Our observations may be related to the biology of HTT, which is regulated according to the length of the polyglutamine sequence encoded by the CAG tract. Although HTT is widely expressed, the amount of the protein differs between tissues and cell types within the same tissue;24, 25 therefore, the length of the CAG expansion in HTT may differentially influence various types of cancer. Furthermore, HTT may be involved in particular cancer subtypes depending on the signaling pathways engaged in the oncogenic processes. For instance, the regulatory effect of HTT could differ in cancers of BRCA1 and BRCA2 origin, as HTT was reported to interact with BRCA1 -and not BRCA2- through the BRCA1-associated RING domain protein, BARD1.26 Loss of wild-type HTT in breast cancer promotes metastasis by altering tight junctions.27 Furthermore, HTT with a CAG repeat ≥36 leads to abnormalities in HER2 endocytosis in breast cancer cells, which affect cell motility and metastatic behavior thus promoting tumorigenesis and metastasis in HD mice.9 CAG tracts below 36 repeats may also regulate tight junctions maintenance and/or HTT-mediated endocytosis and affect breast cancer development.7, 8, 9, 27

This study has a number of limitations that may influence the generalizability and translational potential of this research. Individuals from cohort 1 were recruited as carriers of a BRCA1/2 mutation. This testing strategy may lead to underreporting of non-founder mutations. As such, some bias in the ascertainment of the full spectrum of mutations could have occurred. The retrospective likelihood approach allows correcting for this bias.17 For cohort 1, carriers of BRCA2 mutations composed a smaller sample set; in particular, the number of women with BRCA2-associated ovarian cancers was relatively small. The associations in cohort 1 did not remain statistically significant after corrections for multiple testing; therefore, we cannot exclude false positive and further studies are needed to investigate these findings. A further limitation of our study is based on the retrospective likelihood approach that relies on the availability of external disease incidences for the mutation carriers. A specific selection of control subjects within the same population of BRCA1/2 mutation carriers sampled in similar conditions as BRCA1 and BRCA2 mutation carriers would allow further clinicopathological comparison based on tumor characteristics. In addition, the sample size in the cohort 2 is limited regarding the sample size of the cohort 1 leading to a smaller power for this cohort. Furthermore, cohort 1 is a ‘prognostic’ cohort as BRCA1/2 mutation carriers are enrolled before the development of breast or/and ovarian cancer, whereas cohort 2 is a ‘prognosis’ cohort established >30 years ago that allows the investigation of long-term prognosis that is not possible in cohort 1 due to shorter follow-up.

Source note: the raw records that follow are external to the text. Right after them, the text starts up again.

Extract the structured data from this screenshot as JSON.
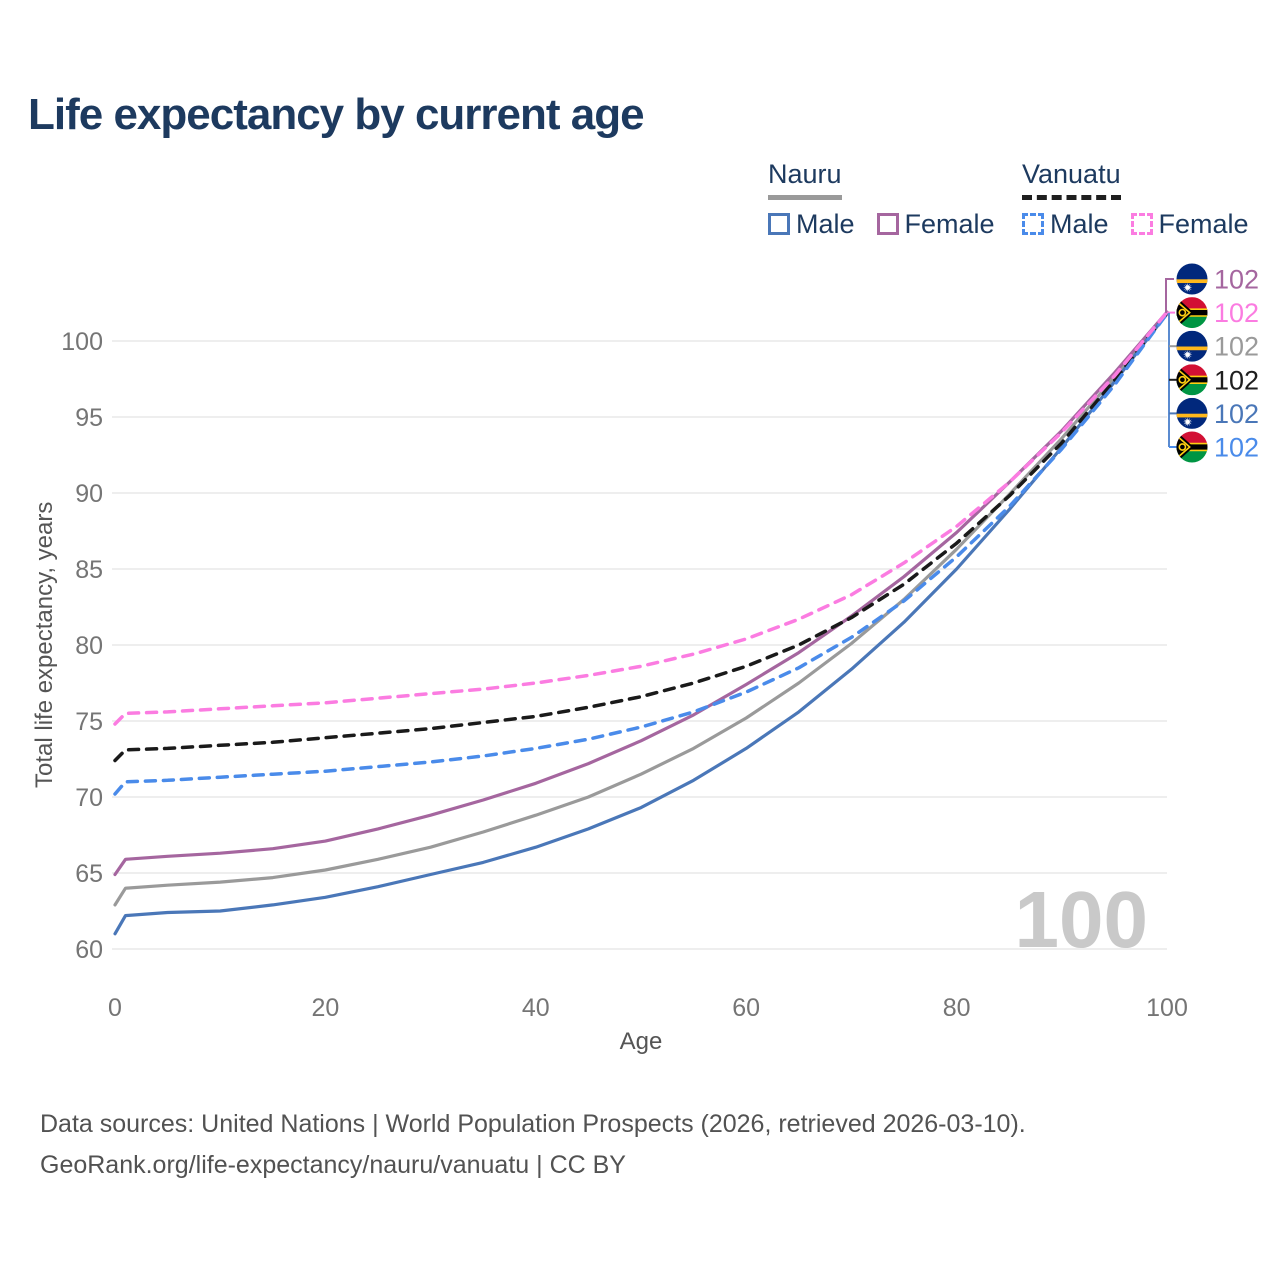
{
  "title": "Life expectancy by current age",
  "legend": {
    "groups": [
      {
        "name": "Nauru",
        "line_style": "solid",
        "underline_color": "#9a9a9a",
        "items": [
          {
            "label": "Male",
            "color": "#4a77b8",
            "dashed": false
          },
          {
            "label": "Female",
            "color": "#a5669f",
            "dashed": false
          }
        ]
      },
      {
        "name": "Vanuatu",
        "line_style": "dashed",
        "underline_color": "#1f1f1f",
        "items": [
          {
            "label": "Male",
            "color": "#4a8bea",
            "dashed": true
          },
          {
            "label": "Female",
            "color": "#fb7ce1",
            "dashed": true
          }
        ]
      }
    ]
  },
  "watermark": "100",
  "footer": {
    "line1": "Data sources: United Nations | World Population Prospects (2026, retrieved 2026-03-10).",
    "line2": "GeoRank.org/life-expectancy/nauru/vanuatu | CC BY"
  },
  "end_labels": [
    {
      "flag": "nauru",
      "country": "Nauru",
      "series": "Female",
      "value": "102",
      "color": "#a5669f"
    },
    {
      "flag": "vanuatu",
      "country": "Vanuatu",
      "series": "Female",
      "value": "102",
      "color": "#fb7ce1"
    },
    {
      "flag": "nauru",
      "country": "Nauru",
      "series": "Total",
      "value": "102",
      "color": "#9a9a9a"
    },
    {
      "flag": "vanuatu",
      "country": "Vanuatu",
      "series": "Total",
      "value": "102",
      "color": "#1f1f1f"
    },
    {
      "flag": "nauru",
      "country": "Nauru",
      "series": "Male",
      "value": "102",
      "color": "#4a77b8"
    },
    {
      "flag": "vanuatu",
      "country": "Vanuatu",
      "series": "Male",
      "value": "102",
      "color": "#4a8bea"
    }
  ],
  "chart_data": {
    "type": "line",
    "title": "Life expectancy by current age",
    "xlabel": "Age",
    "ylabel": "Total life expectancy, years",
    "xlim": [
      0,
      100
    ],
    "ylim": [
      60,
      100
    ],
    "xticks": [
      0,
      20,
      40,
      60,
      80,
      100
    ],
    "yticks": [
      60,
      65,
      70,
      75,
      80,
      85,
      90,
      95,
      100
    ],
    "grid": "horizontal",
    "legend_position": "top-right",
    "x": [
      0,
      1,
      5,
      10,
      15,
      20,
      25,
      30,
      35,
      40,
      45,
      50,
      55,
      60,
      65,
      70,
      75,
      80,
      85,
      90,
      95,
      100
    ],
    "series": [
      {
        "name": "Nauru (total)",
        "country": "Nauru",
        "sex": "Total",
        "color": "#9a9a9a",
        "dashed": false,
        "values": [
          62.9,
          64.0,
          64.2,
          64.4,
          64.7,
          65.2,
          65.9,
          66.7,
          67.7,
          68.8,
          70.0,
          71.5,
          73.2,
          75.2,
          77.5,
          80.1,
          83.0,
          86.3,
          89.9,
          93.6,
          97.6,
          101.8
        ]
      },
      {
        "name": "Nauru Female",
        "country": "Nauru",
        "sex": "Female",
        "color": "#a5669f",
        "dashed": false,
        "values": [
          64.9,
          65.9,
          66.1,
          66.3,
          66.6,
          67.1,
          67.9,
          68.8,
          69.8,
          70.9,
          72.2,
          73.7,
          75.4,
          77.4,
          79.5,
          81.9,
          84.5,
          87.4,
          90.7,
          94.1,
          97.9,
          101.9
        ]
      },
      {
        "name": "Nauru Male",
        "country": "Nauru",
        "sex": "Male",
        "color": "#4a77b8",
        "dashed": false,
        "values": [
          61.0,
          62.2,
          62.4,
          62.5,
          62.9,
          63.4,
          64.1,
          64.9,
          65.7,
          66.7,
          67.9,
          69.3,
          71.1,
          73.2,
          75.6,
          78.4,
          81.5,
          85.0,
          88.9,
          93.0,
          97.3,
          101.8
        ]
      },
      {
        "name": "Vanuatu (total)",
        "country": "Vanuatu",
        "sex": "Total",
        "color": "#1a1a1a",
        "dashed": true,
        "values": [
          72.4,
          73.1,
          73.2,
          73.4,
          73.6,
          73.9,
          74.2,
          74.5,
          74.9,
          75.3,
          75.9,
          76.6,
          77.5,
          78.6,
          80.0,
          81.8,
          84.0,
          86.7,
          89.8,
          93.3,
          97.4,
          101.8
        ]
      },
      {
        "name": "Vanuatu Male",
        "country": "Vanuatu",
        "sex": "Male",
        "color": "#4a8bea",
        "dashed": true,
        "values": [
          70.2,
          71.0,
          71.1,
          71.3,
          71.5,
          71.7,
          72.0,
          72.3,
          72.7,
          73.2,
          73.8,
          74.6,
          75.6,
          76.9,
          78.5,
          80.5,
          82.9,
          85.8,
          89.1,
          92.9,
          97.1,
          101.8
        ]
      },
      {
        "name": "Vanuatu Female",
        "country": "Vanuatu",
        "sex": "Female",
        "color": "#fb7ce1",
        "dashed": true,
        "values": [
          74.8,
          75.5,
          75.6,
          75.8,
          76.0,
          76.2,
          76.5,
          76.8,
          77.1,
          77.5,
          78.0,
          78.6,
          79.4,
          80.4,
          81.7,
          83.3,
          85.4,
          87.8,
          90.7,
          94.0,
          97.7,
          101.9
        ]
      }
    ]
  }
}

Besides, we found a high prevalence of pathological HD CAG repeats in HTT compared to previous estimates of 8 and 17.3 per 100 000 worldwide.20, 21, 22, 23 Here, we estimated CAG repeat length in a cancer population with a priori no HD bias. Even if these allele sizes are associated with low penetrance, they are pathological and risk to expand further upon transmission.28 As we found a similar proportion of carriers of HD-causing CAG expansions in an independent cohort affected with inherited ataxia (1:541; EUROSCA cohort; data not shown), it is less expected that the high prevalence is specific to cancer population. Recent evidence indeed suggests that the prevalence of HD is underestimated: in British Columbia it was estimated at 13.7 per 100 000 in the general population and 17.3 per 100 000 in the Caucasian population.23 Studies investigating the prevalence of HD have used estimation models to extend observations from subpopulations of individuals at risk or from patients diagnosed with HD to the general population. Thus, there is a crucial need to decipher the prevalence of HD-causing variants in the general population without using estimation models.

We have described here associations between the size of the length of CAG tracts in HTT and features of breast and ovary cancer with potential implications for the follow-up of cancer patients. Future studies should address the molecular mechanisms underlying the specific regulatory effects of HTT CAG expansion on various types of cancer.